Hello, My Name Is Ramblin’ Jack
Hello, My Name Is Jack
Q&A With Ramblin’ Jack Elliott
IE: How’s your family?
Ramblin’ Jack Elliott: Well, I’ve got a lot of families scattered all over the world. I have a daughter who lives in Los Angeles and she’s a filmmaker.
IE: She has some of your blood.
RJE: You might say. She did a documentary movie about what it’s like to be the daughter of a no-talent guitar picker who doesn’t come and visit. It was called The Ballad Of Ramblin’ Jack.
IE: You were born in Brooklyn, right?
RJE: Yeah. The stork was headed for Arizona or Montana and he stopped off and got drunk somewhere and ended up in Brooklyn by mistake. Dropped me off there.
IE: How does a boy from Brooklyn get hooked on cowboys?
RJE: Well, I saw the rodeo in Madison Square Garden when I was 9-years old. My parents made the grave error of taking me to that rodeo. Gene Autry was the singing star that year.
IE: What was your interest as a boy before that?

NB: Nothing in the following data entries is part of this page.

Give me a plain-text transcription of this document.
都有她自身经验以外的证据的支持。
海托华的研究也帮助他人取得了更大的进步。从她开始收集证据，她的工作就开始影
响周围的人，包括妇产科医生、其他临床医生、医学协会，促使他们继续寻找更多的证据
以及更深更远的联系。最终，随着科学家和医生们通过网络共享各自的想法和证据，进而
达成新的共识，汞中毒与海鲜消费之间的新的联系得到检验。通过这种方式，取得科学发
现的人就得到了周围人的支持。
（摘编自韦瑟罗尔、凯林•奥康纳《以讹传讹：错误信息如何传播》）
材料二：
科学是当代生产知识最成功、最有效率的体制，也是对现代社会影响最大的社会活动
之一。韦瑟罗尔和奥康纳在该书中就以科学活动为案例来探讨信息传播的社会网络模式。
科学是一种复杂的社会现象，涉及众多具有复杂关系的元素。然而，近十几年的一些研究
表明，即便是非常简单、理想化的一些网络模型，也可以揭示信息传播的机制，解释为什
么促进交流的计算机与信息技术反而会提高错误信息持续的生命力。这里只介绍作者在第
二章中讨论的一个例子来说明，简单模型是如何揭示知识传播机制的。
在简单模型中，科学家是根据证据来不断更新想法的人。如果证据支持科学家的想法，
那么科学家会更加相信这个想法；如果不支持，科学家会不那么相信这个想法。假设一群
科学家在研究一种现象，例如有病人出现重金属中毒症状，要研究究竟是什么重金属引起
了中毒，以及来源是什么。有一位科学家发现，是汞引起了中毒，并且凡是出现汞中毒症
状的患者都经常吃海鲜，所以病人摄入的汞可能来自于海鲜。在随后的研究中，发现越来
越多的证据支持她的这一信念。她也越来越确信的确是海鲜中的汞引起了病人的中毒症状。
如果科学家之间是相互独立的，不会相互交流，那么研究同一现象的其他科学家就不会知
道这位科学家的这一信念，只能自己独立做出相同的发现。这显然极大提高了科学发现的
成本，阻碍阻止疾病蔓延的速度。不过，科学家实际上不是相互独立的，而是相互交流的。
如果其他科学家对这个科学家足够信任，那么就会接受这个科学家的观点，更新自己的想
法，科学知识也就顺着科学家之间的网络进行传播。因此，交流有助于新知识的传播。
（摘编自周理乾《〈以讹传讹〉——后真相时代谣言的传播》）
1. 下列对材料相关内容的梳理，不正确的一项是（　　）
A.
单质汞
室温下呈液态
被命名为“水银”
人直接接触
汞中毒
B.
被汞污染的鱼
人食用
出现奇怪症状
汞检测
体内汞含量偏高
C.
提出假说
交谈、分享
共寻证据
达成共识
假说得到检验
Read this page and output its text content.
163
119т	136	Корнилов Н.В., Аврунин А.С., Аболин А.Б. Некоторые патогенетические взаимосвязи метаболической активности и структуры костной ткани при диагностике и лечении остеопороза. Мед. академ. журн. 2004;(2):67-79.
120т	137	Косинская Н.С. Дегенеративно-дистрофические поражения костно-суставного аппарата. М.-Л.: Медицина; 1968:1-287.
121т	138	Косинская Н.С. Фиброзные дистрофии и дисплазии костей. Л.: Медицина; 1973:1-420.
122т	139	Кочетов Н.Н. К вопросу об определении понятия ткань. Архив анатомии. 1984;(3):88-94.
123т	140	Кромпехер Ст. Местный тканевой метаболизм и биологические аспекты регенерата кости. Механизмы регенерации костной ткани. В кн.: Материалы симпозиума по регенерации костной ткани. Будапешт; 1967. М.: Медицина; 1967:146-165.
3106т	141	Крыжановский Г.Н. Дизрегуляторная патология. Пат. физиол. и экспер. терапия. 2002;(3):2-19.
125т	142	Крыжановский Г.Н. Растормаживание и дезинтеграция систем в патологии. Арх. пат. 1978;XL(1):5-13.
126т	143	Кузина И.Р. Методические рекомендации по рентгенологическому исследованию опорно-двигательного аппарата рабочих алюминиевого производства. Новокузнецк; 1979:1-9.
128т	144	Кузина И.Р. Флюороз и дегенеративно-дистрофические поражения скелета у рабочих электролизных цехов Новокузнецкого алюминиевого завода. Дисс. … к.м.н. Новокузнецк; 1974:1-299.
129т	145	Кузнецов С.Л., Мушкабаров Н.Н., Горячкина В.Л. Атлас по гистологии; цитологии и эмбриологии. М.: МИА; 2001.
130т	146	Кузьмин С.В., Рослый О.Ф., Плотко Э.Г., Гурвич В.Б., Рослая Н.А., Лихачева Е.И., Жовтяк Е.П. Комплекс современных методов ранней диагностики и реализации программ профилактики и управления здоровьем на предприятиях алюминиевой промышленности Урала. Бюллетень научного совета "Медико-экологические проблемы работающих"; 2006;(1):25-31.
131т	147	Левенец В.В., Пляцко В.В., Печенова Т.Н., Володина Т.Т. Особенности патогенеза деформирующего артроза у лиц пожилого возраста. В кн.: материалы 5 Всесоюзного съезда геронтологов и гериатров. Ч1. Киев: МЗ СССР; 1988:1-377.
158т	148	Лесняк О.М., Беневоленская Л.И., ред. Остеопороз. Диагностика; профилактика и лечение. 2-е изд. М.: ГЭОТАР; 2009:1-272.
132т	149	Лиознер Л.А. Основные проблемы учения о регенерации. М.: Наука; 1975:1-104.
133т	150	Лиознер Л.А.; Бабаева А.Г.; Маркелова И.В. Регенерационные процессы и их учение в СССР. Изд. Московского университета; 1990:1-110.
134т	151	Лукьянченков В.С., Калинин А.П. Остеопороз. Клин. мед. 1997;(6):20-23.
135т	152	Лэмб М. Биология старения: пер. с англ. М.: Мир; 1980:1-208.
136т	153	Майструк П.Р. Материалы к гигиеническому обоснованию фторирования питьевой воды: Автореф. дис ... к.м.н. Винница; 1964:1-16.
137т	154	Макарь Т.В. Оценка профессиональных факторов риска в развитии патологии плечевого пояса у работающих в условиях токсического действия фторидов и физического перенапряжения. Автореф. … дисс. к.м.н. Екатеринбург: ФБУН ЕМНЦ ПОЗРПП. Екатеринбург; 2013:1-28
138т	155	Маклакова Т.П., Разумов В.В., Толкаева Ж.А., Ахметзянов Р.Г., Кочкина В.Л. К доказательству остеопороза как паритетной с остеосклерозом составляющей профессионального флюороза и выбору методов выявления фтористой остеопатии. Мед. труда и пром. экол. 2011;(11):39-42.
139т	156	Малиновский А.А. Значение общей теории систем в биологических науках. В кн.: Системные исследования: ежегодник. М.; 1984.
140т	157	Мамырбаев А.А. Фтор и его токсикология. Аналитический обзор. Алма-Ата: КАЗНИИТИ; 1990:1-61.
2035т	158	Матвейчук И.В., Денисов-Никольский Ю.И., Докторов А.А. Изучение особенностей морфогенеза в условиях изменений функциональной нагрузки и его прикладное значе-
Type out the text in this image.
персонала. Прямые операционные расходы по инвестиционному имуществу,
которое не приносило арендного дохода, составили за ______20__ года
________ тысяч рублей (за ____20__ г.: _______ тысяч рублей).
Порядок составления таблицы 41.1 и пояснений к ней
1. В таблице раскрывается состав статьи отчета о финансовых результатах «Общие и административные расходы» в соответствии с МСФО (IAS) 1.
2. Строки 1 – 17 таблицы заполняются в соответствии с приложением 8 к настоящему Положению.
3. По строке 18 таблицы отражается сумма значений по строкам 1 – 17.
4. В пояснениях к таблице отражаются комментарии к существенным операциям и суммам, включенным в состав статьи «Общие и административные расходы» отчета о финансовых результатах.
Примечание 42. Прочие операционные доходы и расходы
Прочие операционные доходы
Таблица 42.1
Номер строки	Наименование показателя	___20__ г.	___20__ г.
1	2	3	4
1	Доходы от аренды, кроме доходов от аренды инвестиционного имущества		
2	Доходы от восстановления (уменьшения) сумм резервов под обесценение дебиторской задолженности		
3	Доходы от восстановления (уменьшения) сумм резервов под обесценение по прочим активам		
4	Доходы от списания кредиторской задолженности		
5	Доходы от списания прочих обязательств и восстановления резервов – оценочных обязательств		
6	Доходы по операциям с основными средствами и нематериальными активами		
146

RJE: I thought I might like to be a merchant marine sailor and sail around the world in tramp steamers and ocean-going vessels. I was fascinated with ships and the sea thanks to a next door neighbor of mine who was a sea captain. Ol’ Captain Hinkley would teach me all about ships. But my career as a folk singer must have really started when I ran away from home in 1947 to become a cowboy. I got to traveling with this rodeo called the J.E. Ranch Rodeo. I was grooming horses for $2 a day. Rogers The Clown played guitar, banjo, and sang hillbilly songs and would entertain us rodeo hands up in the stands between shows. We’d put 50 cents or a dollar in the hat, and I was only making $2 a day. But I put some money in his hat because I sure enjoyed his singin’ and pickin’. That was the first real live cowboy music I ever heard. When I got back from that rodeo trip, I was going on 16-years old I found an old guitar in the closet.
Ramblin’ Jack Elliott releases A Stranger Here April 7th on Anti Records. Q&A by Steve Forstneger.